Kaynaklarda belirtildiğine göre (İbn Hacer, IV, 287) Resûl-i Ekrem onun şiirlerini beğenir ve, “Haydi Hunâs!” diyerek kendisine şiir okumasını isterdi. Hz. Ömer de onun şiirlerini ve belâgatını beğendiğini ifade etmiştir.
Şiirlerinin çoğunu Câhiliye devrinde ve müslüman olmadan önce söylediği için bunlarda İslâm dininin etkisi görülmez. Erkeklerle beraber katıldığı savaşlarda gördüğü kahramanlık sahnelerini kadın duygusallığı ile ve sade bir dille anlatmış, özellikle mersiye türünde sembol haline gelmiştir. Kardeşlerinin ölümü üzerine duyduğu derin elem ve kederi anlatan şair, samimi hisleriyle bütün şairlik ustalığını ortaya koymuştur. Hansâ’nın şiirleri beyitler, kısa kasideler ve parçalar halinde olduğu için Câhiliye devrinin uzun kaside türünden ayrılır. Fakat bu husus, ayrıca konularının mersiye, methiye, harp sahneleri ve tabiat tasvirleriyle sınırlı olması onun şiirlerinin edebî değerine bir noksanlık getirmemiştir.

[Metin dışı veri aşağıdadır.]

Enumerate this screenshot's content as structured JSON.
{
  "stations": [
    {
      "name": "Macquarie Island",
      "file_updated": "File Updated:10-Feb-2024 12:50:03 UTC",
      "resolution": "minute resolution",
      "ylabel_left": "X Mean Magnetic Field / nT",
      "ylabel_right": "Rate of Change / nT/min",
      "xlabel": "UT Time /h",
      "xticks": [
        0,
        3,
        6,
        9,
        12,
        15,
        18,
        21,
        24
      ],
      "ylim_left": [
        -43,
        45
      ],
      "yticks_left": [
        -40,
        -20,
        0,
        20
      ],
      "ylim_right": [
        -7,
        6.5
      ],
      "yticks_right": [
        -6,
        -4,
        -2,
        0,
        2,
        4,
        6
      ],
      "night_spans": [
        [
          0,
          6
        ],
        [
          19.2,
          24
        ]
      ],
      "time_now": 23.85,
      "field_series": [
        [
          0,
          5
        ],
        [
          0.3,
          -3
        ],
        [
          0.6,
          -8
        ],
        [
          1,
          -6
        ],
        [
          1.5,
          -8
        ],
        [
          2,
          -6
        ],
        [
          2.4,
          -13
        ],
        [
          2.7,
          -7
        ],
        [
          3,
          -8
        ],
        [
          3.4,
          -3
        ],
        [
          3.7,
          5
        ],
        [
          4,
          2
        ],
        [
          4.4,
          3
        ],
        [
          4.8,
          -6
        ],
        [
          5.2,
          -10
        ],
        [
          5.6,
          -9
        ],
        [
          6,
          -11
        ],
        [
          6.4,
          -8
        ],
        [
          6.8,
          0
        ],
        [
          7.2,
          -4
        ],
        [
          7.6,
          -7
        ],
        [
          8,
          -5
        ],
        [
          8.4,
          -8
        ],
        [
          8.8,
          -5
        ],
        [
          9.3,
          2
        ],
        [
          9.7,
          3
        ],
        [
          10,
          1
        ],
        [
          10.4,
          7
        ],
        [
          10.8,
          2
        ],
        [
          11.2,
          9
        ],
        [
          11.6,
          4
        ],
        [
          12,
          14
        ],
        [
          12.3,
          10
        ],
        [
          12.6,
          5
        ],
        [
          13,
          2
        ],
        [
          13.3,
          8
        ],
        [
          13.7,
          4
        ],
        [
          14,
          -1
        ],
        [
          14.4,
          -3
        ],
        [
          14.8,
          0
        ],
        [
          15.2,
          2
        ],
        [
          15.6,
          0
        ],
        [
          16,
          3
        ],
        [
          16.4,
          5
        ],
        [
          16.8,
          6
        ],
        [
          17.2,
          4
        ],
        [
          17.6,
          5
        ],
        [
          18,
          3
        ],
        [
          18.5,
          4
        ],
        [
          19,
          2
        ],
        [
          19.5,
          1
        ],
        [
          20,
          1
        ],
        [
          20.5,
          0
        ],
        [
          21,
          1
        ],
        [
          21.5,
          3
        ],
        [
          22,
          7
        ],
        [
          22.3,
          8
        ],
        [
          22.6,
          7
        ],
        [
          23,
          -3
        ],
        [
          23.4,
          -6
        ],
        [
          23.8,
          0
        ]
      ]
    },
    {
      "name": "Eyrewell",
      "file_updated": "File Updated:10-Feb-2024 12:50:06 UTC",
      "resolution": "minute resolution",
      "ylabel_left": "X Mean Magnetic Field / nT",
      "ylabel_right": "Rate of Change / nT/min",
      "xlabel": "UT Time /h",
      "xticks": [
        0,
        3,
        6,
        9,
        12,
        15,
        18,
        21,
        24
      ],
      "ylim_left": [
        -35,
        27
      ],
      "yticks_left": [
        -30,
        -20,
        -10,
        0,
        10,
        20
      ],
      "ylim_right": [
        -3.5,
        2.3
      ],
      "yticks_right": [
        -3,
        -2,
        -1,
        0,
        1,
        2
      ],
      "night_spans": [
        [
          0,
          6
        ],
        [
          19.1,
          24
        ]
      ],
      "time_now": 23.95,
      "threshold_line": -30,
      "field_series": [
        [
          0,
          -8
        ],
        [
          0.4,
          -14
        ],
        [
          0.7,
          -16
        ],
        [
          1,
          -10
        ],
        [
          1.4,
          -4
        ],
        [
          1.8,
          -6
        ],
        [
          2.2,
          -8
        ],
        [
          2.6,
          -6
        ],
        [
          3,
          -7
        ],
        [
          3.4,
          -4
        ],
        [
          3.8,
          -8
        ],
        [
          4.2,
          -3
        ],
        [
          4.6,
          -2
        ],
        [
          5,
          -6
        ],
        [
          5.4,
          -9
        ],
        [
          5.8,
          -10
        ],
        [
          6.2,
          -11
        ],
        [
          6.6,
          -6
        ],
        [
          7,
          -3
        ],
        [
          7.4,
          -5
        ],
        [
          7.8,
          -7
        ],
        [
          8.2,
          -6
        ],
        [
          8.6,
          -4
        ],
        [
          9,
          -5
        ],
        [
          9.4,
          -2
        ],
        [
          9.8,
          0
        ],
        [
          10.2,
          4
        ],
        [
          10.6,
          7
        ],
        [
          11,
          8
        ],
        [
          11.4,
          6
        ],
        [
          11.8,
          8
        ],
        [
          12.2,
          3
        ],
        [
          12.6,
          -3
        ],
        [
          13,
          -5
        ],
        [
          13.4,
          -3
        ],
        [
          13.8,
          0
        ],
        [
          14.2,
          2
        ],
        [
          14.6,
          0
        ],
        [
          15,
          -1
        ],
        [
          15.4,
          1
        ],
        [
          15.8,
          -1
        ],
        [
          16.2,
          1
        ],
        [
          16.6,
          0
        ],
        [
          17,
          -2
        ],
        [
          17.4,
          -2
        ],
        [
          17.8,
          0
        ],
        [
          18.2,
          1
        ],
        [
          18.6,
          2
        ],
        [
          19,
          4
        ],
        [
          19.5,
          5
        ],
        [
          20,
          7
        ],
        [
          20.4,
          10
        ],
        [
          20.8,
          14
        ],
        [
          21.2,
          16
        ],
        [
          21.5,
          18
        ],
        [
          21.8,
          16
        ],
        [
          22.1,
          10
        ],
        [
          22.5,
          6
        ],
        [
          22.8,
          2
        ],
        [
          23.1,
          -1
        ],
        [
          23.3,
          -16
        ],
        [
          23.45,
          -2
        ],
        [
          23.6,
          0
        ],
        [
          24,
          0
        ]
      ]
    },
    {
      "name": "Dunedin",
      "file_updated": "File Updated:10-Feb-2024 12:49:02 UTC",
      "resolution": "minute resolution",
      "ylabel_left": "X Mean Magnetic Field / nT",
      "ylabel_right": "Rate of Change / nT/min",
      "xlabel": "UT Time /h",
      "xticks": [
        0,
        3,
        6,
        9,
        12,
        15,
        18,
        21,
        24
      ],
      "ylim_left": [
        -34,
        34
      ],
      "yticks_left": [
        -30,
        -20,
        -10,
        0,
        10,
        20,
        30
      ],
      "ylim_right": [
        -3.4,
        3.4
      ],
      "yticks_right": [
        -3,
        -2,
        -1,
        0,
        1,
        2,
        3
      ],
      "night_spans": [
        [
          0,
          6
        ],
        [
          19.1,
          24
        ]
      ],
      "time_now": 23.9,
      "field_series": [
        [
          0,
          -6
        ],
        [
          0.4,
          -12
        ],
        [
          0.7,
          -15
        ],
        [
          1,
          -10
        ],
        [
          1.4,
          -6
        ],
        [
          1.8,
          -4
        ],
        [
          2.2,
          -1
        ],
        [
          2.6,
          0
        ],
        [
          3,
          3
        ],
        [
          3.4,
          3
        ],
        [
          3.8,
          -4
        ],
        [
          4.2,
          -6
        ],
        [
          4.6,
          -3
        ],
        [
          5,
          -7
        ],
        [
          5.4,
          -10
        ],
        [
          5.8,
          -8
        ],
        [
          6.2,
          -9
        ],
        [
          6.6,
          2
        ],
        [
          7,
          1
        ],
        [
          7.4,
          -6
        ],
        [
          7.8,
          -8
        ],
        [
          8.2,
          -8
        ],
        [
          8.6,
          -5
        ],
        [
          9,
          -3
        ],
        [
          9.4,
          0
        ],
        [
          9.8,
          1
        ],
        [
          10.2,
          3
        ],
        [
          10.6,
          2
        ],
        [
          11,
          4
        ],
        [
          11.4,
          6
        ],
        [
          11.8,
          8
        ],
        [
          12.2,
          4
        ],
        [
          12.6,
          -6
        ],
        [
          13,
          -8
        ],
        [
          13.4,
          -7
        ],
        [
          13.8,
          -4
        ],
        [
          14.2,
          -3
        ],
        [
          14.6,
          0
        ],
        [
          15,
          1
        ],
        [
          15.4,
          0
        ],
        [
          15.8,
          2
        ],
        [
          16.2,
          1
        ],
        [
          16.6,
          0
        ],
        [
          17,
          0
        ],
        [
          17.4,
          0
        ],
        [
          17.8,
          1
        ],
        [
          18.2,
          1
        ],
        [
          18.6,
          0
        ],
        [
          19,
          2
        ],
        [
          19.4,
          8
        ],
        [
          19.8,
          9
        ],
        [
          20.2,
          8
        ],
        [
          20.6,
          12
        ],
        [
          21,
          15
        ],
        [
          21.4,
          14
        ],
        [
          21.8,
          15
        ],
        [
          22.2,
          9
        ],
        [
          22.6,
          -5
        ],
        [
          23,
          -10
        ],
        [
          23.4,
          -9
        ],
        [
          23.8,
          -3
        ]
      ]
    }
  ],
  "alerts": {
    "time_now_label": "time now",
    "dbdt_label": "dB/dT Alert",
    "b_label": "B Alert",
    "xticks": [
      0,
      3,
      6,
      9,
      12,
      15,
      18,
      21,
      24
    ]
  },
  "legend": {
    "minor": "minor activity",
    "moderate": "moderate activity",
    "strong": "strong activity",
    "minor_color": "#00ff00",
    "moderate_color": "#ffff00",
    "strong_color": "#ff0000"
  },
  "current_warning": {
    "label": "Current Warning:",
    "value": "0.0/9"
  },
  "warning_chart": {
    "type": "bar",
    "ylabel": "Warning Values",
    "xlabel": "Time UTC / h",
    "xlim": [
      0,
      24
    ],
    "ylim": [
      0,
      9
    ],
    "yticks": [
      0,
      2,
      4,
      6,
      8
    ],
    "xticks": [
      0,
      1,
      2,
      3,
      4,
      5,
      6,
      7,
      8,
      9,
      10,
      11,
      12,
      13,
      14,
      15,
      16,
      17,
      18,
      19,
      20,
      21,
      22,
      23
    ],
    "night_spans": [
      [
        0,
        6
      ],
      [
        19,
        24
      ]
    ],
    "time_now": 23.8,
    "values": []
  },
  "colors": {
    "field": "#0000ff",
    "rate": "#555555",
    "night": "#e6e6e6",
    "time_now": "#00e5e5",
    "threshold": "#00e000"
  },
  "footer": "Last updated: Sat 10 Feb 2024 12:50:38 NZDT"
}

Hansâ’nın Ukâz panayırına katıldığı, kardeşi Sahr için söylediği kasideyi Nâbiga ez-Zübyânî’ye okuduğu ve kasidenin onun tarafından beğenildiği rivayet edilmekteyse de Nâbiga’nın Sahr’dan on yıl kadar önce öldüğü dikkate alınırsa bu rivayetin gerçek olmadığı anlaşılır. Ancak Hansâ, vaktiyle Nâbiga ez-Zübyânî’nin başkanlığını yaptığı heyet tarafından Ukâz’da düzenlenen şiir yarışmasına katılmıştır. Hatta bu yarışmaların birinde Hassân b. Sâbit’in bir beytinde sekiz hata bulması (İbn Kuteybe, I, 344) onun titiz bir şiir tenkitçisi olduğunu gösterir ki bu olayın Arap şiir tenkidi tarihinde müstesna bir yeri vardır.
Şiirlerin çoğunu Sahr için söylenen mersiyelerin oluşturduğu Hansâ’nın divanı günümüze kadar gelmiştir.